≪8Mile≫ ★★★★ 03.10.13

アカデミー賞で最優秀主題歌賞に輝いたヒップホップ界のカリスマ、エミネムの初主演作。彼の実体験に基づき、ラッパーを目指す若者の青春を描く。


主演のエミネムってすごい人気らしい。
ヒップポップは何言ってるか分からないんであまり好きじゃないけどそれでも名前くらいは知っている。
この映画のエンディング曲『ルーズ・ユアセルフ』は、12週連続1位、アカデミー賞で最優秀主題歌賞に輝いた。
この映画も3日間で5446万ドルの興行収入で全米NO.1の記録を打ち立てたそう。

映画の内容がかなり自伝的なもの。本人はファミレスのコックから3年後には自家用ジェット機を持ち200万枚のアルバムを売るようになるのだが、映画ではデトロイトのプレス工場で働いている。

家は貧しくトレイラー・ハウスで立ち退きを強いられ、母親はチャランポランで育児をしない、仕事場ではふた言目にはクビにするぞと言われ、敵対するグループからは暴力を受けたり。
かなり陰惨な生活。

タイトルの「8マイル」はデトロイトに実存する「8マイル・ロード」というストリート名に由来しており、その道より北は裕福な町、南は貧しい町と、貧富を分ける道とのこと。

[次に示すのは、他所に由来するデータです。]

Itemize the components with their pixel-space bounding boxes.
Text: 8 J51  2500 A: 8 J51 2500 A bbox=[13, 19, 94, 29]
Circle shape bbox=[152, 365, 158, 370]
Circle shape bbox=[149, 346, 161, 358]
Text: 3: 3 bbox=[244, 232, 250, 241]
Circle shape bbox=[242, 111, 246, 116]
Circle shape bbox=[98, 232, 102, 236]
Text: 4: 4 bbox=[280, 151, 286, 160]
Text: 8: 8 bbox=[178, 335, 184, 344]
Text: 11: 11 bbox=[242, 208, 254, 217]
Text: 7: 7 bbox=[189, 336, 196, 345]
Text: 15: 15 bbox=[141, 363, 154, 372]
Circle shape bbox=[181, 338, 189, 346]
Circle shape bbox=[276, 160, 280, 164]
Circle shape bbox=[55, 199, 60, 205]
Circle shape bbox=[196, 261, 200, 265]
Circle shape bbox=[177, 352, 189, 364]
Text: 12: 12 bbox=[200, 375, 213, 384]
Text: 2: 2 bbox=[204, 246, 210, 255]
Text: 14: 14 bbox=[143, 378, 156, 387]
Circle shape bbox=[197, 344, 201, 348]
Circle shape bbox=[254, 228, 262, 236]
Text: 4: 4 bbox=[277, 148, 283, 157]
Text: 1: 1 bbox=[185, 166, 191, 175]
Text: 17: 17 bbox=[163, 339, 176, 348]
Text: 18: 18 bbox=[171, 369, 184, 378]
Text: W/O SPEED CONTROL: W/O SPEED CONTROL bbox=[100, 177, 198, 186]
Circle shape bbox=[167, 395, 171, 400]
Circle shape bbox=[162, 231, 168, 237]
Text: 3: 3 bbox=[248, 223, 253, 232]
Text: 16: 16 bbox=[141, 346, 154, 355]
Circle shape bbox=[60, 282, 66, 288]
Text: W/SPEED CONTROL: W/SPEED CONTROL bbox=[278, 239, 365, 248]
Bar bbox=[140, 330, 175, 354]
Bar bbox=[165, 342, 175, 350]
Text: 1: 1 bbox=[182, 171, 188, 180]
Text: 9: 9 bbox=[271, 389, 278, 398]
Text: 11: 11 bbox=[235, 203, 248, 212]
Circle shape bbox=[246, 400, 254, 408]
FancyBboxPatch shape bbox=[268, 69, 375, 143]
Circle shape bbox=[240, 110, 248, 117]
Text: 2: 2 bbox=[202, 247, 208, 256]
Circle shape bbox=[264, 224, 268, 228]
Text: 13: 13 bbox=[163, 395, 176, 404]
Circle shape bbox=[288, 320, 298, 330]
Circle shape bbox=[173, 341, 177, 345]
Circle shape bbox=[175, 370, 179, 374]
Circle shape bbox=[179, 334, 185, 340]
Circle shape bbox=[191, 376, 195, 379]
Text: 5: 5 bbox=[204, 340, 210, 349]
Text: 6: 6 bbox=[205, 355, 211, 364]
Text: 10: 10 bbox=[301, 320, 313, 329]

映画はそんな中でいらだち、突っ張り、自信喪失し、基本的には優しいといったエミネム贈が描かれる。どちらかという懐かしいまでのオーソドックスな青春映画。状況が悲惨な分、感情移入しやすいのとエミネムの俳優としての魅力から良質な青春映画だと思う。

その彼が貧乏から脱出する手段が、ラップである。
ラップの対抗試合みたいのがあって、ステージに二人立ち、お互いの悪口を言い合い、観客の受けが多いほうが勝ちとなる。まるでボクシングの試合みたいだ。

この映画の全体の骨格は「ロッキー」ですね。
一時負けてしまうが最後は盛り返しチャンピオンに輝く。

苦手なラップだけど、こういう形でラップーは世に出ていくのかと目を見張るとこがある。
即興で相手の悪口を作詞しないといけない。かなりきびしい世界だ。

ラップの出来方はなかなか興味深かったけど、それでも日本語字幕で読むとなぜそれがそんなに受けるのかというモノで、結局は類推するしかない。そのあたりがヒップホップならびにこの映画の欠点かな。